Norwegian oil and gas company Equinor has acquired a 50% stake in the Bałtyk I offshore windfarm in Poland from Polish energy company Polenergia for an undisclosed fee.
Bałtyk I has the potential to have a capacity of 1,560MW under its location license when it is completed. As part of its ownership stake in the windfarm, Equinor will be responsible for the construction and operation phases of the project.
With the acquisition of Bałtyk I, Equinor now has an interest in all three of the Bałtyk offshore wind projects. Bałtyk II and III have the potential to have a combined capacity of 1,440MW when completed between 2025 and 2027, with Equinor also having a 50% stake in the two windfarms. Equinor and Polenergia will work together on the three windfarms as part of a 50/50 joint venture.
Equinor senior vice president for business development Jens Økland said: “The acquisition of Bałtyk I strengthens our presence in the Baltic Sea area. With interest in all three Bałtyk projects, we have the opportunity to build scale and value in what we see as an important energy region.
“Poland is an important market for Equinor and we are pleased to continue our partnership with Polenergia, which is an experienced energy company with an in-depth knowledge of the Polish energy market.”

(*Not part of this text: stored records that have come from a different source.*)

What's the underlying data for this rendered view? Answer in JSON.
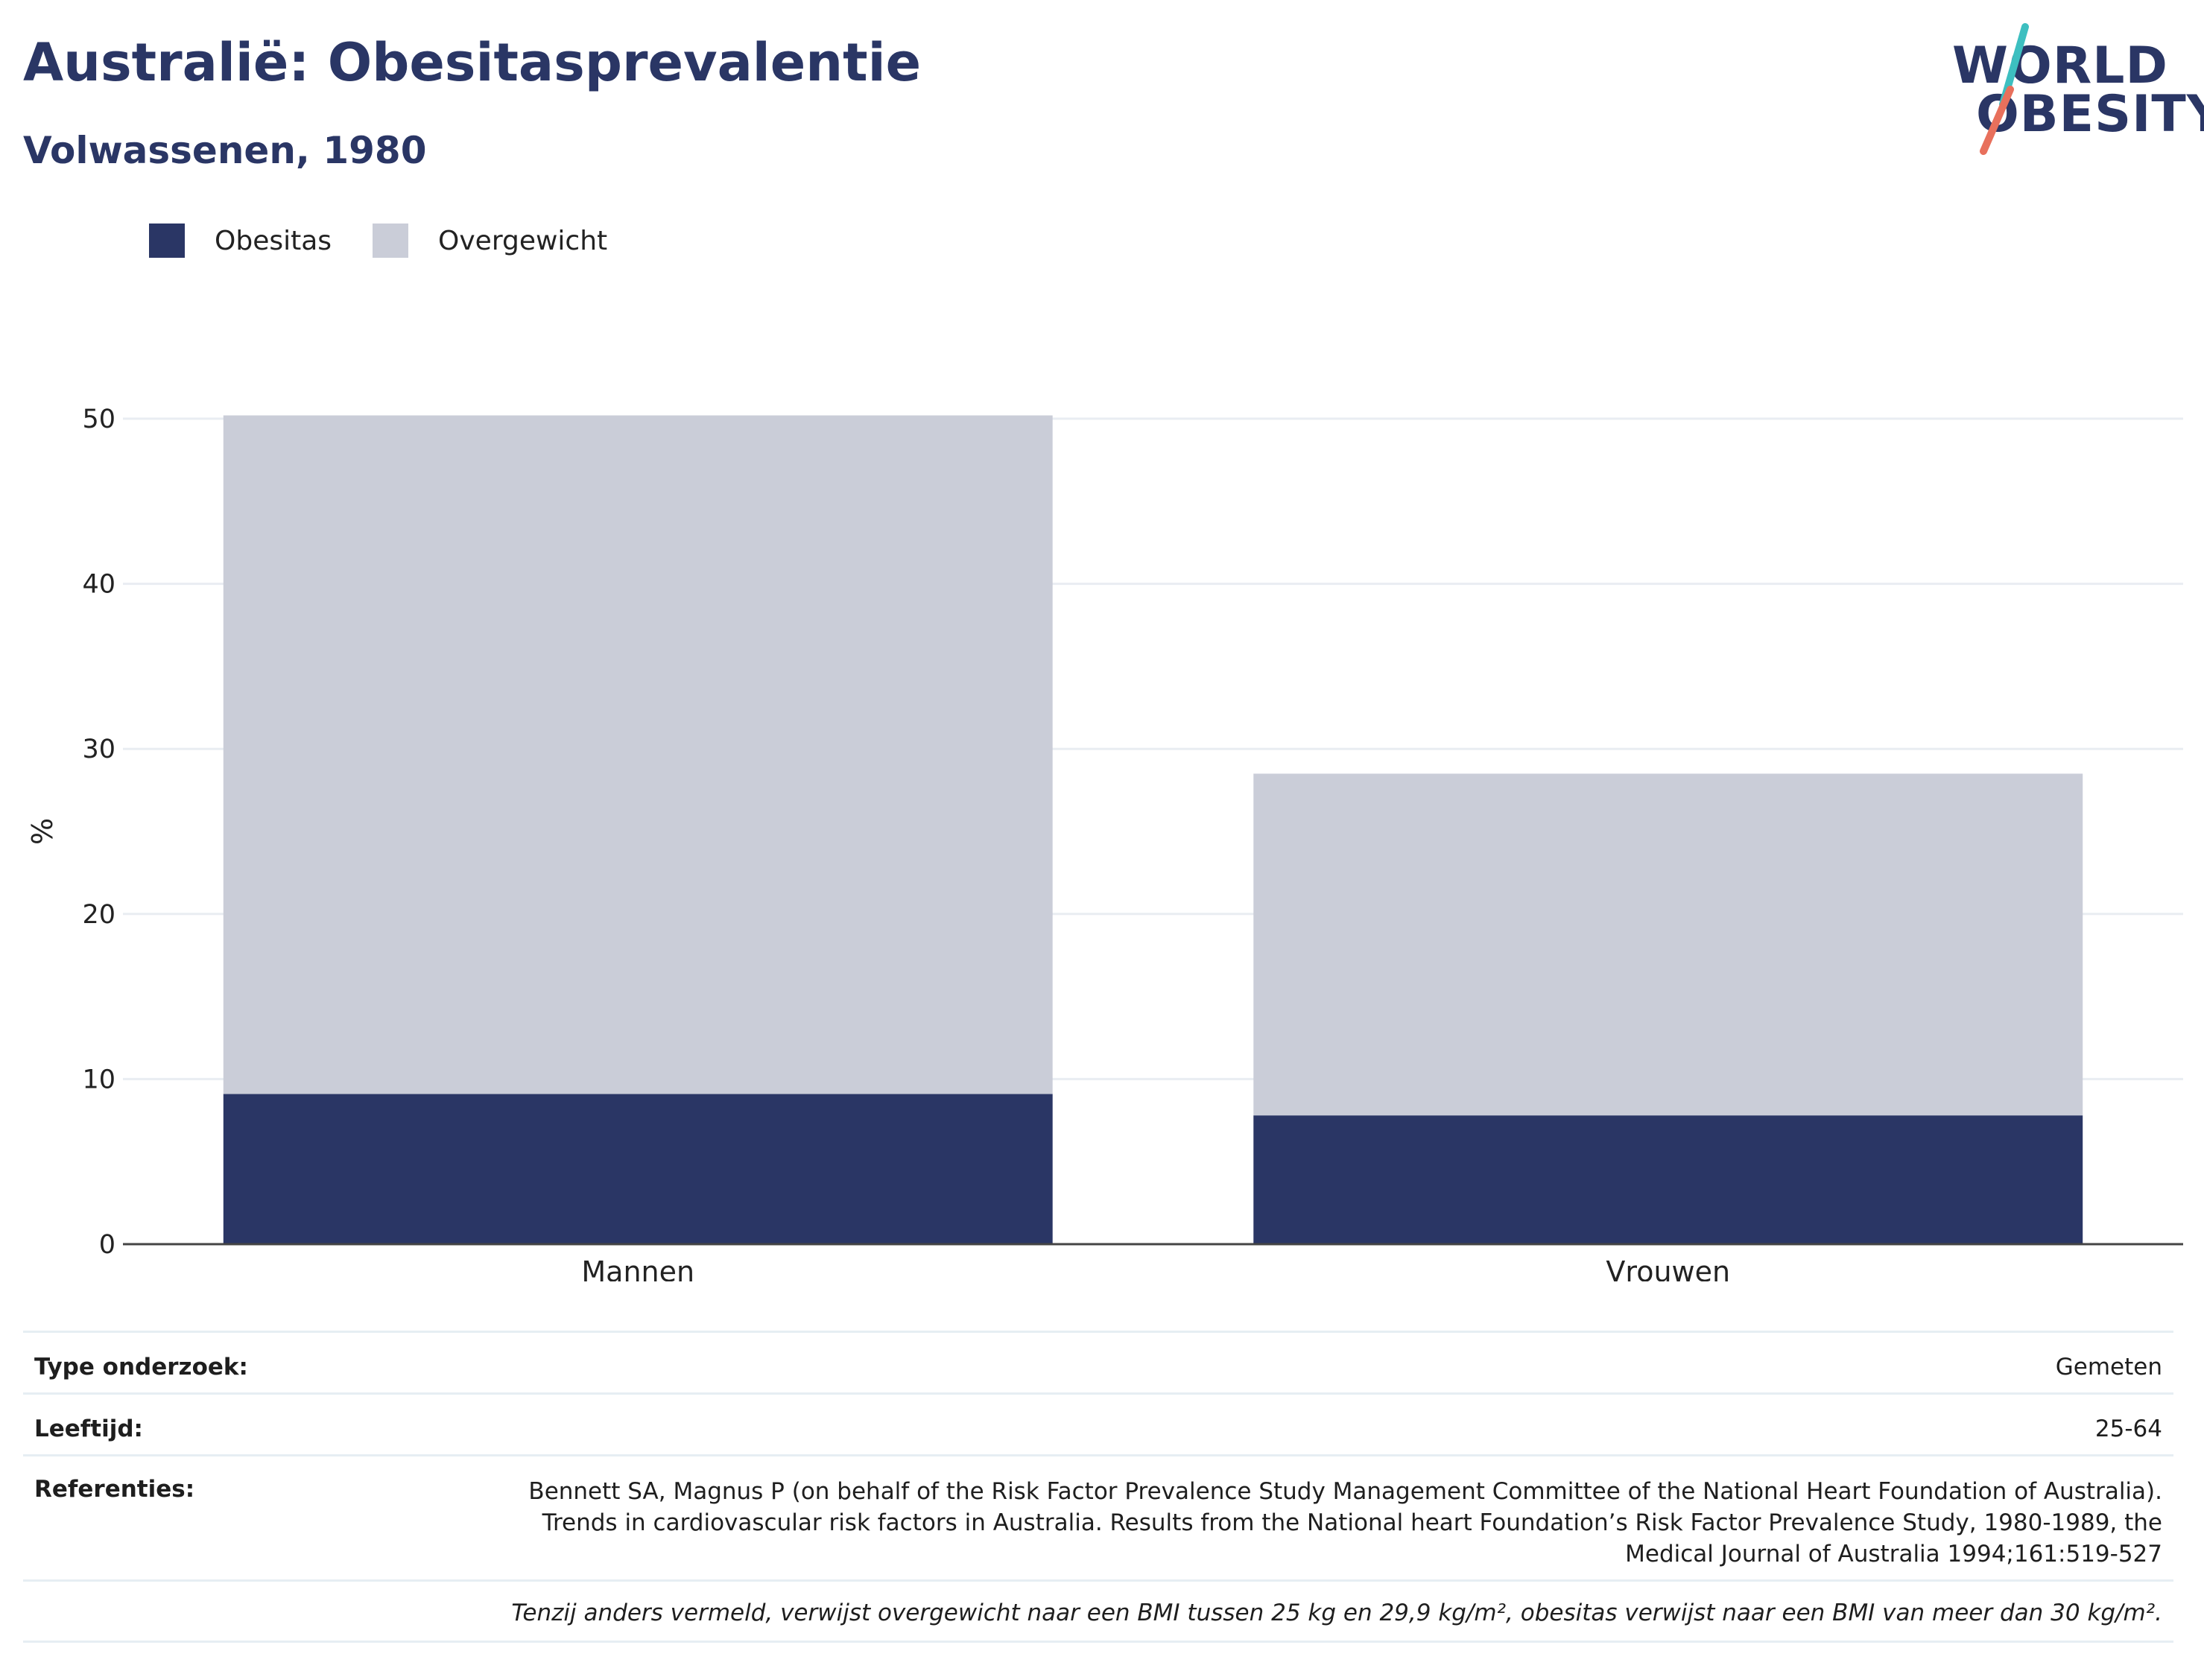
{
  "header": {
    "title": "Australië: Obesitasprevalentie",
    "subtitle": "Volwassenen, 1980"
  },
  "logo": {
    "line1": "WORLD",
    "line2": "OBESITY",
    "slash_colors": [
      "#3dbfc0",
      "#e8705c"
    ]
  },
  "colors": {
    "obesity": "#2a3665",
    "overweight": "#cacdd8",
    "grid": "#e9edf2",
    "axis": "#444444"
  },
  "legend": [
    {
      "label": "Obesitas",
      "color": "#2a3665"
    },
    {
      "label": "Overgewicht",
      "color": "#cacdd8"
    }
  ],
  "chart_data": {
    "type": "bar",
    "stacked": true,
    "categories": [
      "Mannen",
      "Vrouwen"
    ],
    "series": [
      {
        "name": "Obesitas",
        "values": [
          9.1,
          7.8
        ]
      },
      {
        "name": "Overgewicht",
        "values": [
          41.1,
          20.7
        ]
      }
    ],
    "ylabel": "%",
    "ylim": [
      0,
      50
    ],
    "yticks": [
      "0",
      "10",
      "20",
      "30",
      "40",
      "50"
    ],
    "grid": true,
    "legend_position": "top-left"
  },
  "meta": {
    "type_label": "Type onderzoek:",
    "type_value": "Gemeten",
    "age_label": "Leeftijd:",
    "age_value": "25-64",
    "ref_label": "Referenties:",
    "ref_value": "Bennett SA, Magnus P (on behalf of the Risk Factor Prevalence Study Management Committee of the National Heart Foundation of Australia). Trends in cardiovascular risk factors in Australia. Results from the National heart Foundation’s Risk Factor Prevalence Study, 1980-1989, the Medical Journal of Australia 1994;161:519-527",
    "note": "Tenzij anders vermeld, verwijst overgewicht naar een BMI tussen 25 kg en 29,9 kg/m², obesitas verwijst naar een BMI van meer dan 30 kg/m²."
  }
}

Equinor’s stock price is currently NOK168 ($18.28) a share on the Oslo Stock Exchange, giving the company a market capitalisation value of NOK568.4bn ($61.8bn).
Equinor share price 2019
Equinor and renewable energy
Historically an oil and gas company, Equinor has made several moves in the renewable energy industry in recent years.

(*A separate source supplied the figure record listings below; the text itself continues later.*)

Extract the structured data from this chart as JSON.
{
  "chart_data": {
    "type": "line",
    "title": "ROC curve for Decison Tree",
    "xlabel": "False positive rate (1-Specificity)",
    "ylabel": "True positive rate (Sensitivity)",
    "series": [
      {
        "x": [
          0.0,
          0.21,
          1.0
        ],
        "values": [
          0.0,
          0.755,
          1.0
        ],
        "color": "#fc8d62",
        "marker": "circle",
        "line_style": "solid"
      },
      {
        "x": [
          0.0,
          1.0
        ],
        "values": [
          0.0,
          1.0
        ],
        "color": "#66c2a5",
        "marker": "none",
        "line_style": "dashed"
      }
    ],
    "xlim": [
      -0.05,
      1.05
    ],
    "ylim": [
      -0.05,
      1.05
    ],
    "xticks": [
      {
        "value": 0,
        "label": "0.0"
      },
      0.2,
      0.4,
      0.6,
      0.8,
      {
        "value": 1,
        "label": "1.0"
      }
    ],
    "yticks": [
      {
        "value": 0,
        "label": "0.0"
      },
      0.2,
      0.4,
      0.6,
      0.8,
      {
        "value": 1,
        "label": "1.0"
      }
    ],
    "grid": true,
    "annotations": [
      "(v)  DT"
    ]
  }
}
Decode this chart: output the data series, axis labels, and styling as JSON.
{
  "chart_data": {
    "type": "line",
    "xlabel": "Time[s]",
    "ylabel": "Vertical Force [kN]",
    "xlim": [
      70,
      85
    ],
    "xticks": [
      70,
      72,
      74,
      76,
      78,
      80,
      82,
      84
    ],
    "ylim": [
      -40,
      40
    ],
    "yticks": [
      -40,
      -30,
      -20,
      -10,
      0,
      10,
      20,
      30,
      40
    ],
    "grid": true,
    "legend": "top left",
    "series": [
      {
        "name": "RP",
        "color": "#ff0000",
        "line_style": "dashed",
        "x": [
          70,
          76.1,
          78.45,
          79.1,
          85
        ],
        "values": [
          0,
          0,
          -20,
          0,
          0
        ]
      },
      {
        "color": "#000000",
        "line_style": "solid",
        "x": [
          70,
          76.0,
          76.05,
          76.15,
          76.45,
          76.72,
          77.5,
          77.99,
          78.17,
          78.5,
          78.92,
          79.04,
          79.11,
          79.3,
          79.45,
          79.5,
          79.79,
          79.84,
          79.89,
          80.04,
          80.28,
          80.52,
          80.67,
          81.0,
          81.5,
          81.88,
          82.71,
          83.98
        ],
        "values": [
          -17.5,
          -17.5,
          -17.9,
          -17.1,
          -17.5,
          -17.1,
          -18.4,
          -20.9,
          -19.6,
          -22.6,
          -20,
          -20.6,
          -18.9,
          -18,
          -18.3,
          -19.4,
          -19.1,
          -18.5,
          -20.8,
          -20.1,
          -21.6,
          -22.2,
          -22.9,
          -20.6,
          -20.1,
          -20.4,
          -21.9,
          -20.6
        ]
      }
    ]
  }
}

Alongside its partnership with Polenergia, Equinor has also joined with UAE-based company Masdar to share offshore wind data as part of the UK’s Offshore Renewable Energy Catapult in November 2019. It has also joined with the Electricity Supply Board in Ireland to develop offshore wind projects together in the same month.
Equinor has also invested $500m to develop the Hywind Tampen floating offshore windfarm to power its Snorre and Gullfaks offshore oil platforms.